Cet acte fera donc « pleine foi », expression que l'article 1319 du code civil applique précisément à l'acte authentique. Un contemporain du code civil écrivait, je cite : « En disant qu'il fait pleine foi, la loi dit au juge et au magistrat : vous aurez une entière confiance dans les actes authentiques, vous tiendrez pour véritables les faits qu 'ils attestent. »
Je comprends que beaucoup d'entre nous puissent estimer que la réforme est technique et que, a priori, elle apportera une garantie supplémentaire aux justiciables. L'objectif avéré n'est-il pas d'ailleurs de les inciter à faire appel aux avocats pour davantage d'actes de la vie courante, qui bénéficieront ainsi du concours d'un professionnel du droit ?
Cependant, en conclusion du seul colloque consacré à cette question à l'initiative de la Cour de cassation, donc d'une autorité par hypothèse neutre et experte en la matière, le président de chambre Jean-Louis Gallet concluait que le sujet n'était « pas encore parvenu à maturité ». Si je rappelle ce qu'affirmait M. Gallet en conclusion de son rapport, c'est parce qu'il exprime beaucoup mieux que quiconque, et dans un langage clair, les interrogations qui sont les miennes : « En définitive, on peut se demander si la proximité incontestable de l'acte authentique et de l'acte d'avocat ne traduit pas plus un conflit de champs d'activité entre deux professions qu'une compétition entre les avantages respectifs des actes en question. Y a-t-il l'arrière-plan que l'acte authentique est obsolète ? En ce cas, ne vaut-il pas mieux le dire expressément, mais avec la précaution fondamentale d'en vérifier préalablement la pertinence et les enjeux ? Si tel n'est pas le cas, il apparaît indispensable de définir et d'évaluer le réel besoin, pour les membres de la société civile, de cet acte intermédiaire, en ayant à l'esprit qu'à l'identité de prestations doit sans doute correspondre une identité de déontologie, d'obligations professionnelles, de contraintes et de contrôles. »

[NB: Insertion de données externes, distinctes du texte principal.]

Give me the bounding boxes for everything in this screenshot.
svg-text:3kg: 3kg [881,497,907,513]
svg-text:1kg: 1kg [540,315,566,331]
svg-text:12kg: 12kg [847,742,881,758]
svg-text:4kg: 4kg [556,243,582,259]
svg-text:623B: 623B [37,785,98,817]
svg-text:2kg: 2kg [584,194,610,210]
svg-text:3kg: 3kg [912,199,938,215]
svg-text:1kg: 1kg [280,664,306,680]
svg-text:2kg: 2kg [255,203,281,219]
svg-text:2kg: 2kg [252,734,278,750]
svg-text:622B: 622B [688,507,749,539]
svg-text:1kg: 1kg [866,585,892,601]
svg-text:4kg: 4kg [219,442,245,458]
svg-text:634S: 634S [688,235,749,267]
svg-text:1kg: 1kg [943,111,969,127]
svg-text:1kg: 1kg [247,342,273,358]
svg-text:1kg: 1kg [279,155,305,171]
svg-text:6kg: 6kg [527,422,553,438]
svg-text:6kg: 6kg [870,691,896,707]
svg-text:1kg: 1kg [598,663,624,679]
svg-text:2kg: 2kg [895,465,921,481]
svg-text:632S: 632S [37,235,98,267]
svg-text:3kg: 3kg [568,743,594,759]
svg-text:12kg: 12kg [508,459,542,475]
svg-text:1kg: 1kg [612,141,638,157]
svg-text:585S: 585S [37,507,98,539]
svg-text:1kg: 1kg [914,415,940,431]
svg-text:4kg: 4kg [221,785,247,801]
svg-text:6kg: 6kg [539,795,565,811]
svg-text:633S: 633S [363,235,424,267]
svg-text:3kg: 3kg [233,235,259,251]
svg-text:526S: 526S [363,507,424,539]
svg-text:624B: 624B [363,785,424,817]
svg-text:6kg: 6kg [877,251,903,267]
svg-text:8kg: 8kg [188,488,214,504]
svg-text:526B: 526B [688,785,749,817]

J'ai bien conscience que la Chancellerie, dans son projet de loi, nie qu'il y ait identité de prestation. Pour elle, l'acte contresigné par avocat a une portée probatoire limitée ; il n'a aucunement pour objectif de concurrencer l'acte authentique, ni même de porter atteinte à son autorité dans la hiérarchie des normes. Mais je suis désolé de dire que les arguments déployés ne sont pas pertinents.
Peut-on indiquer que l'acte contresigné reste indiscutablement dans la catégorie des actes sous seing privé ? Un alinéa, et j'y reviendrai lors de la discussion de l'article 1er, lui donne la foi de l'acte authentique et restreint de fait considérablement le droit de contestation des contractants devant le juge.
Peut-on mettre en exergue l'autorité de l'acte authentique en disant qu'il ne peut être contesté que par la procédure de l'inscription de faux, alors que l'on va parallèlement supprimer, pour l'acte contresigné, la procédure de vérification de signature prévue à l'article 287 du code de procédure civile et obliger le contestataire à prouver le faux ?
La signature de l'avocat, qui peut se limiter à la signature d'un seul avocat pour l'ensemble des parties, aura, au regard de notre droit civil, la même conséquence que la reconnaissance d'une partie sur la portée de son engagement – en clair, de son aveu.
Je veux, toujours dans la lignée de la réflexion à laquelle nous invite la Cour de cassation, mettre en cause cette affirmation que l'on entend trop souvent dans le débat, selon laquelle l'acte authentique serait un acte lourd, qui devrait être réservé à des situations extrêmes expressément prévues par la loi, alors que l'acte contresigné serait réservé à des situations de la vie courante. C'est totalement inexact.
L'acte authentique n'a aucune autre lourdeur que les formalités liées au respect de procédures protectrices pour l'ensemble des citoyens, donc pour l'intérêt général. Cela peut passer par des contraintes, mais ces contraintes sont la contrepartie de la sécurité juridique ; et quelle meilleure contrepartie, pour les actes solennels auxquels notre société reconnaît une importance particulière dans la vie des personnes, que d'être rémunérés selon un tarif fixé par les pouvoirs publics ?
Dans les actes de la vie courante, le contreseing peut sembler offrir une plus grande sécurité. Mais il est aussi facteur de risque si une partie ou les parties peuvent se faire piéger par l'institution d'une force probatoire non contrôlée. Le particulier qui sollicitera de son banquier un prêt à la consommation – sujet sur lequel nous venons de voter un texte pour lutter contre les abus de position dominante – sera-t-il protégé parce que l'avocat de la banque, qui sera naturellement seul, contresignera le prêt, alors que toute mention manuscrite sera supprimée ? Je ne le pense pas.